Jornada Semanal, 14 de enero del 2001 

Saúl Toledo Ramos
el cuento del domingo
 

El asalto




Hay un refrán popular del que, posiblemente, Saúl Toledo partió para armar este buen cuento, clásico en el sentido chejoviano. No escribiremos aquí dicho refrán, pues vendería por completo la trama; en lugar de eso, dejamos al lector frente a esta historia urbana, muy ad-hoc para inyectarle algo de humor –aunque sea un tanto oscuro– a la ineluctable “cuesta de enero” y sus temibles problemas económicos.
 
 

A un microbús te subes con la idea de que vas a llegar a algún lugar, y puede que vayas feliz porque contigo llevas dinero suficiente para comprar eso que tanto quieres o necesitas, no importa qué sea, pero es algo por lo que vas a pagar, para eso te sacrificaste. Tuviste que reestructurar tu política económica y abstenerte de los placeres que le dan sentido a la vida, como el billar, el futbol, las cervezas y el cine; incluso dejaste ir una que otra conquista, y es que el ligue implica grandes desembolsos. Fueron meses de trabajo, de horas extras, sobre todo en días de quincena; pero hoy llega el premio. Alguien te sugirió que metieras tu capital al banco, pero preferiste tenerlo en tu recámara para contarlo cada noche e ir restando pequeñas cantidades al precio de lo que vas a adquirir.

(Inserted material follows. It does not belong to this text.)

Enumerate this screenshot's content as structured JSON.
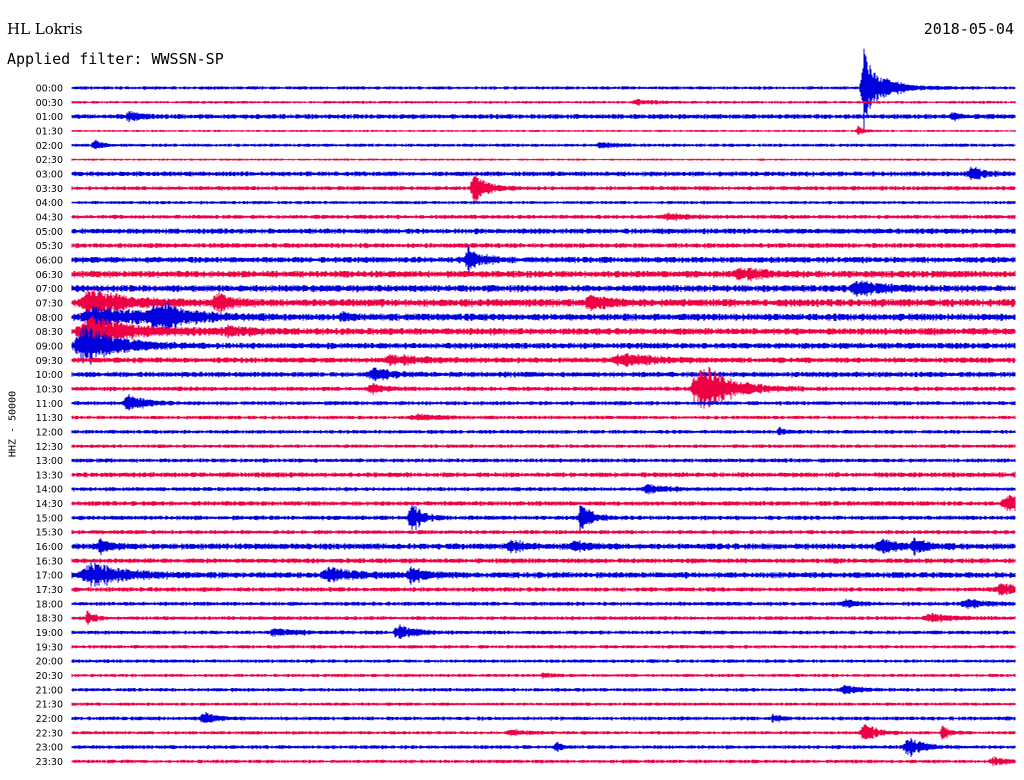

En esos pensamientos vas tan ensimismado que tardas en darte cuenta de lo que sucede dentro del vehículo. No das crédito, pero un trío de individuos armados despoja de sus pertenencias a las personas que viajan contigo. Una mujer, con su crío en los brazos, llora; a una anciana le tiemblan las manos, lo que dificulta que se quite tres anillos añosos que lucen sus dedos; un gordo calvo les dice a los asaltantes que respeten a la dama, que se puede morir nomás del susto; un golpe le revienta el labio y lo sume en el silencio. Palpas el bolsillo donde llevas tu pequeña fortuna y en eso te das cuenta de que uno de los rateros te ve y viene hacia ti. Deseas desaparecer, evitas su mirada a ver si te ignora. Pero no, ya lo tienes a lado y el cañón de su pistola está en tu sien. “¡Afloja!”, dice, y hace que te pongas de pie y te esculca y da con tus billetes y te los quita. Te invade un sentimiento de coraje, de impotencia. Lo miras fijamente para grabarte sus rasgos, para saber cómo es su pinche jeta. Te grita que te agaches y te pega con el arma. “Hijo de tu puta madre –piensas–, ojalá y ahorita que bajes te planche un tren, ojalá y te topes con un tira mala onda y te reviente tu rechingada madre.” Te desplomas en el asiento, los ojos se te llenan de agua pero aguantas, no les vas a dar chance a estos ojetes de que te vean llorar, pensarán que es por miedo y no por rabia, por el odio que te inspiran. A riesgo de que te golpeen los observas nuevamente, piensas en tu dinero, en lo que ibas a obtener; pinches parásitos culeros, cómo no se abre el cielo y les manda un rayo que los parta en mil pedazos, que los haga mierda.

Cuando se van los ladrones, les dices a tus compañeros de desgracia que hagan algo, que los denuncien, pero te enfrentas a un muro de rostros que te miran con displicencia. Alguien dice que antes deberían dar gracias a dios de que no los mataron, otra voz pregona que para qué acusarlos, que es una pérdida de tiempo y que nadie hace nada contra los criminales. Ves incrédulo a tus interlocutores, te enferma su resignación.

Lo comprendes todo en un momento: ¿qué les pudieron haber robado a estos jodidos? Cien, doscientos pesos, algún reloj baratón y un puñado de bisutería. Te das cuenta de que estas reflexiones obedecen a tu frustración, pero son ciertas. Ya los verías si hubieran perdido lo que tú. Pero estás solo, únicamente de ti se llevaron algo que valía la pena. No fue sólo dinero, fue parte de tu existencia, semanas enteras en las que viviste como si no lo estuvieras haciendo. Todo para que en un instante te sumergieran en el limbo.

Con incertidumbre bajas del micro. Ya en tu casa, hurgas bajo el colchón en busca de tu herramienta de trabajo. Ahí está, fiel como siempre. La acaricias antes de ajustarla entre la carne y el cinturón. “No hay de otra –reflexionas–, estos tiempos exigen que se trabaje duro si se quiere obtener algo.” Revives el asalto, reconstruyes mentalmente el aspecto de tus victimarios. “Ladrón que roba a ladrón”, piensas. Y te sumerges en la oscuridad nocturna. Es hora de trabajar.